Павленко был уже несколько лет связан с Горьким по ряду дел, и я не раз имел случай видеть, как его ценил Алексей Максимович. Сейчас Павленко с любопытством оглядывал со своего наблюдательного пункта чрезвычайное собрание прозаиков, поэтов, драматургов, критиков, теснившихся вокруг Горького. То и дело отдельные голоса сливались в общий шум, и тогда раздавались мольбы:
— Товарищи! Тише! Что вы!..
Павленко, при всей любви к таким массовым зрелищам, был очень сосредоточен и серьезен. Кто-то крикнул ему:
— Петр! А ведь здорово? Не мы — в РАПП, а РАПП — к нам!
И вдруг Павленко негромко и коротко огрызнулся (именно огрызнулся — впервые я видел его таким):
— Большая ответственность. Неизмеримо больше, чем прежде.
Наконец замолкли даже самые азартные из присутствующих. Даже им показался исчерпанным предварительный список кандидатов в оргкомитет будущего Союза. Алексей Максимович отложил карандаш, взял исписанный им лист бумаги, прочел все названные писательским вече фамилии, поднял голову и оглядел нас. Улыбка выползла из-под его усов и широко озарила все лицо. Оказалось, что мы предложили в оргкомитет чуть ли не сотню писателей.
В результате дальнейших собраний, обсуждений и поправок оргкомитет был учрежден. Конечно, Павленко вошел в него, а так как я был тоже введен, то поездки из Ленинграда в Москву участились. Мы вместе бывали и на Малой Никитской и на даче Горького в Горках, где всегда собиралось самое разнообразное общество. Здесь колхозница из Башкирии беседовала с академиком, ленинградский кузнец спорил с наркомом, китаянка разговаривала с художником на смеси из нескольких языков. И Павленко был здесь, конечно, как рыба в воде.

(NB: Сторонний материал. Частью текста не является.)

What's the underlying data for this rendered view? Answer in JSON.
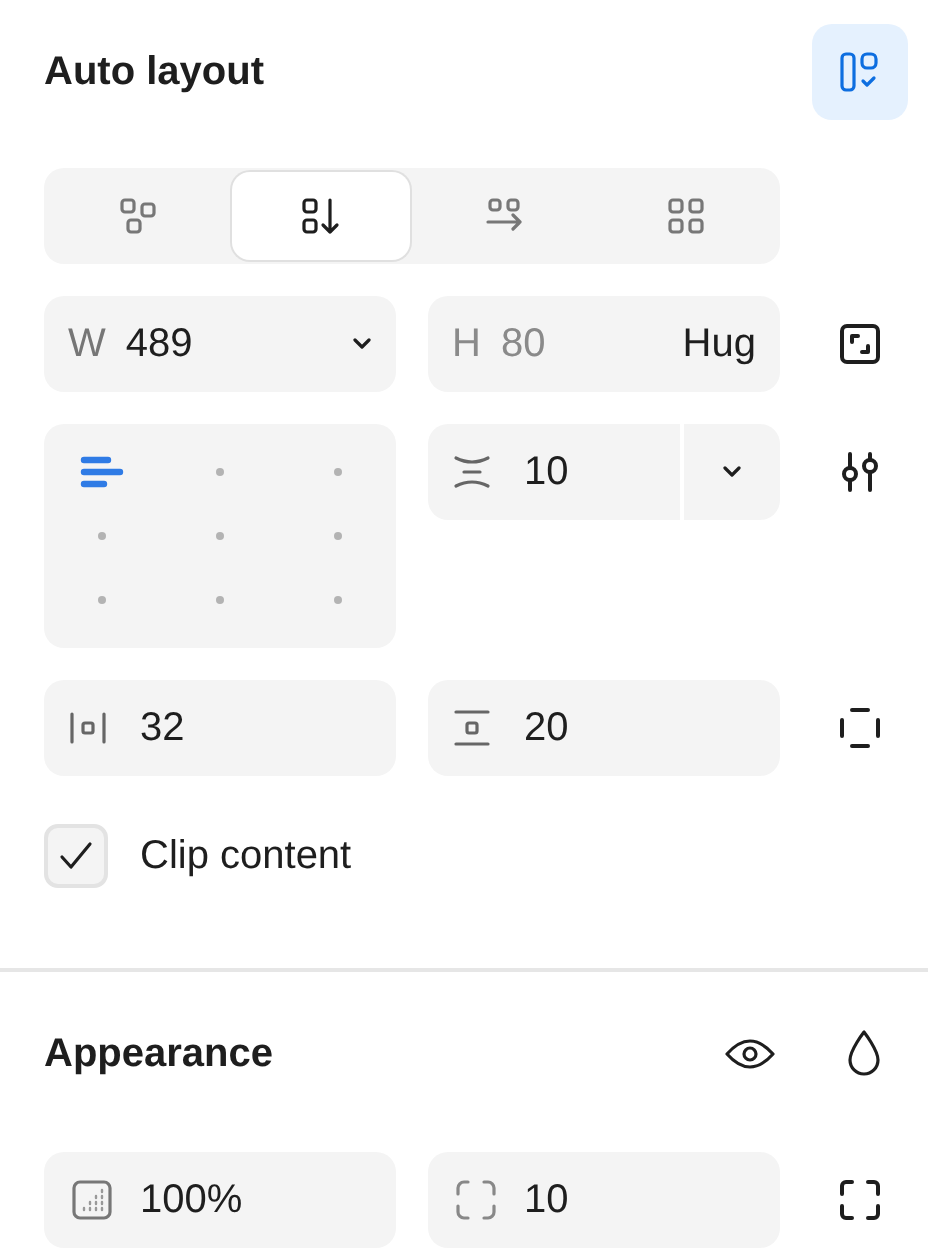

Павленко обладал той внутренней культурой, которая сказывалась во всем. Тем, что называется культурой поведения, он был наделен в большой степени. Он был очень гибок в обращении, и когда хотел, то легко очаровывал людей — каждого по-своему. Одевался он, можно сказать, элегантно, изящно. Любил и ценил красивые, хорошие изделия самого разного рода — казалось, что он прямо может быть экспертом в любой области. Да, кажется, он одно время, в период своей заграничной деятельности, и работал экспертом. У него был широкий, очень развитый художественный вкус. В обществе, которое собиралось у Горького, он держался свободно, скромно, весело.
Дела иногда задерживали нас на Малой Никитской или в Горках. Да уж и очень, признаться, было там интересно — как на вышке, где сталкиваются вихри со всех концов земли. Однажды мы возвращались с дачи Горького в Москву.
— Замечательный человечище,— говорил о Горьком ехавший с нами инженер, садясь в газик (роскошь тех лет).— Ты заметь, как...
Он вдруг замолк. Опустившись на сиденье, он мгновенно уснул. Машина тронулась. Мы молчали. На полдороге с головы спящего инженера сдуло кепку. Он открыл глаза и продолжал оборванную внезапным сном фразу:
— ...он умеет слушать. А отвечает так, как и не ждешь. Павленко отозвался:
— Да, замечательный человек. Ты прав.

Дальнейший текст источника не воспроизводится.